November | 2013 | sstoyanova11

Web Resources for Xenopus laevis

Introduction

Two species of Xenopus are commonly used by scientists: Xenopus laevis and Xenopus Tropicalis. They are amphibians and both species originate from Africa. To see the differences between, please, visit the following link: http://xenbase.org/anatomy/intro.do

Fig.1 Xenopus leavis (on the left) and tropicalis (on the right)

Xenopus laevis lives in warm grassland ponds as well as in streams in arid and semi-arid regions and can tolerate wide variation of water pH. It has interesting morphology as it lacks tongue and visible ear and smooth slippery skin which is multicolored on its back. For more information:

http://animaldiversity.ummz.umich.edu/accounts/Xenopus_laevis/#habitat

http://en.wikipedia.org/wiki/African_clawed_frog

http://www.xlaevis.com/frogs.html

http://php.med.unsw.edu.au/embryology/index.php?title=Frog_Development#Frog_Life_Cycle

http://www.youtube.com/watch?v=r4MPSfxMVhU

Xenopus laevis is best known of all Xenpous species and is commonly studied as a model organism for developmental biology, cell biology, toxicology and neuroscience as the ease of maintenance, induced spawning and robustness of the embryos.

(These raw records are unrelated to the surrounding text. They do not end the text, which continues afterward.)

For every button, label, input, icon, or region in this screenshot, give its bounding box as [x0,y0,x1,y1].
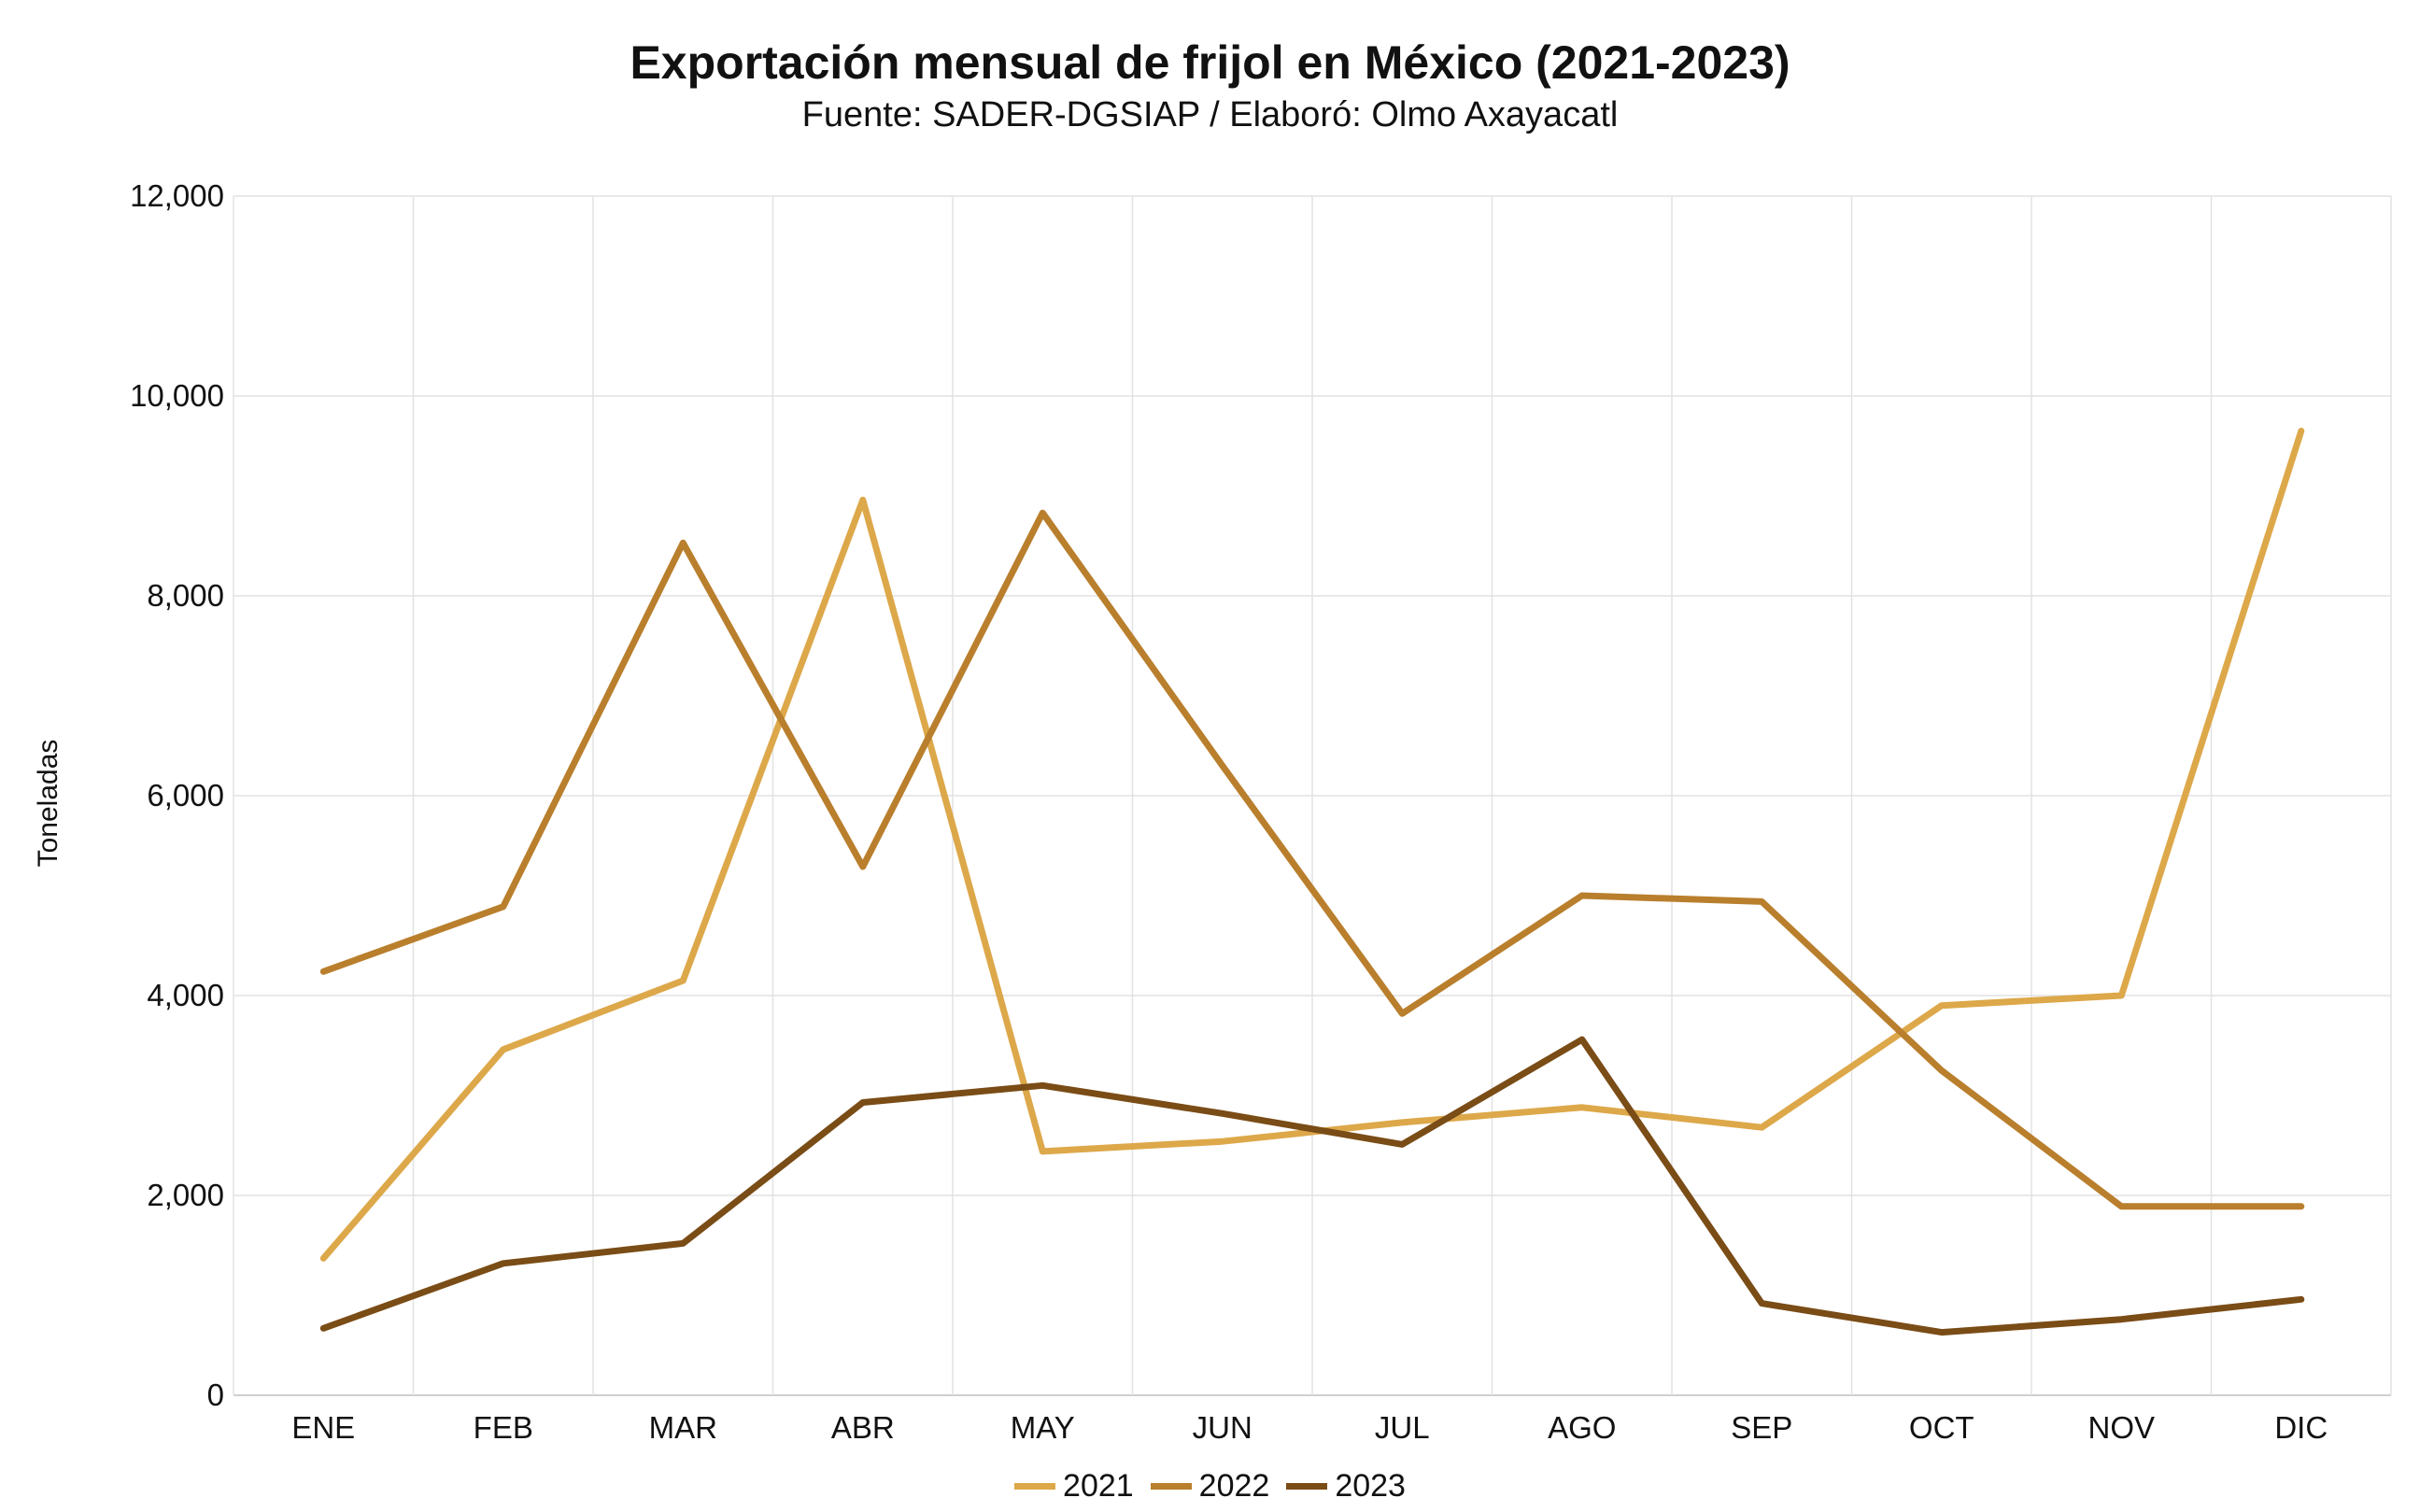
y-tick-label: 2,000 [147,1178,224,1212]
series-line-2023 [319,1036,2305,1336]
legend-item-2022: 2022 [1150,1468,1270,1505]
x-tick-label: SEP [1731,1410,1792,1445]
legend-swatch [1150,1483,1192,1490]
y-tick-label: 10,000 [130,378,224,413]
legend-swatch [1286,1483,1328,1490]
x-tick-label: JUL [1375,1410,1430,1445]
x-tick-label: MAY [1011,1410,1075,1445]
axes: 0 2,000 4,000 6,000 8,000 10,000 12,000 ENE FEB M… [130,178,2328,1445]
x-tick-label: AGO [1548,1410,1616,1445]
x-tick-label: NOV [2087,1410,2155,1445]
y-tick-label: 4,000 [147,978,224,1012]
x-tick-label: ENE [291,1410,355,1445]
x-tick-label: OCT [1909,1410,1974,1445]
y-tick-label: 12,000 [130,178,224,213]
x-tick-label: FEB [474,1410,533,1445]
grid [233,195,2392,1396]
x-tick-label: MAR [649,1410,717,1445]
series-line-2022 [319,509,2305,1210]
y-tick-label: 6,000 [147,778,224,813]
x-tick-label: JUN [1193,1410,1252,1445]
chart-title: Exportación mensual de frijol en México … [630,36,1790,89]
x-tick-label: DIC [2274,1410,2328,1445]
legend-label: 2021 [1063,1468,1134,1504]
legend: 2021 2022 2023 [0,1468,2420,1505]
y-tick-label: 0 [207,1378,224,1412]
legend-item-2023: 2023 [1286,1468,1406,1505]
legend-item-2021: 2021 [1014,1468,1134,1505]
legend-label: 2022 [1198,1468,1270,1504]
chart-subtitle: Fuente: SADER-DGSIAP / Elaboró: Olmo Axa… [801,95,1619,134]
y-tick-label: 8,000 [147,578,224,613]
series-lines [319,428,2305,1336]
x-tick-label: ABR [831,1410,895,1445]
legend-swatch [1014,1483,1056,1490]
legend-label: 2023 [1335,1468,1406,1504]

Why using Xenopus laevis in research?

The answers can be found at:

http://www.xlaevis.com/why.html

http://www.labome.com/method/Xenopus-laevis-as-a-Model-System.html

For the role of Xenopus laevis in the past, please, visit : http://xenbase.org/anatomy/intro.do

Biology of Xenopus laevis

Mating

Xenopus laevis mating is most common in spring but can take place during almost any time of the year. Usually the male is around 20 % smaller than the female. For more information:

http://aquaticfrogs.tripod.com/id3.html

http://animaldiversity.ummz.umich.edu/accounts/Xenopus_laevis/#reproduction

http://www.xlaevis.com/sexing.html

There are two ways of producing Xenopus embryos :

Natural mating

the adult male and female are injected with chorionic gonadotropin hormone
put them together
wait for the amplexus to happen-male grabs the female and fertilizes the eggs that female produce.
Collect the fertilized embryos and eggs

Fig.2 Xenopus laevis mating.

The advantage of this method is the fact that many embryos are at different stages. It is good for expression study. More information can be found:

http://www.xlaevis.com/natural.html

http://www.youtube.com/watch?v=0vSkVrh0UME

IVF (In vitro Fertilization)

Injecting the male and female with gonadotropin hormone
Harvest the testes from male
Collect unfertilized eggs from female
Fertilize the eggs with testis

Fig.3 Xenopus laevis eggs after IVF.

In this type of fertilization many synchronized eggs are present. This method is good for injection experiments. For more information visit the following sites:

http://www.xlaevis.com/invitro.html

http://www.xlaevis.com/testes.html

Embryonic development of Xenopus laevis is described: http://xenbase.org/anatomy/alldev.do

Large yolky eggs and large embryos are observed. The development is external which means that the embryos are suitable for experimental manipulation and observation. The development of the general body plan is subdivided into: cleavage, gastrulation and nerolation.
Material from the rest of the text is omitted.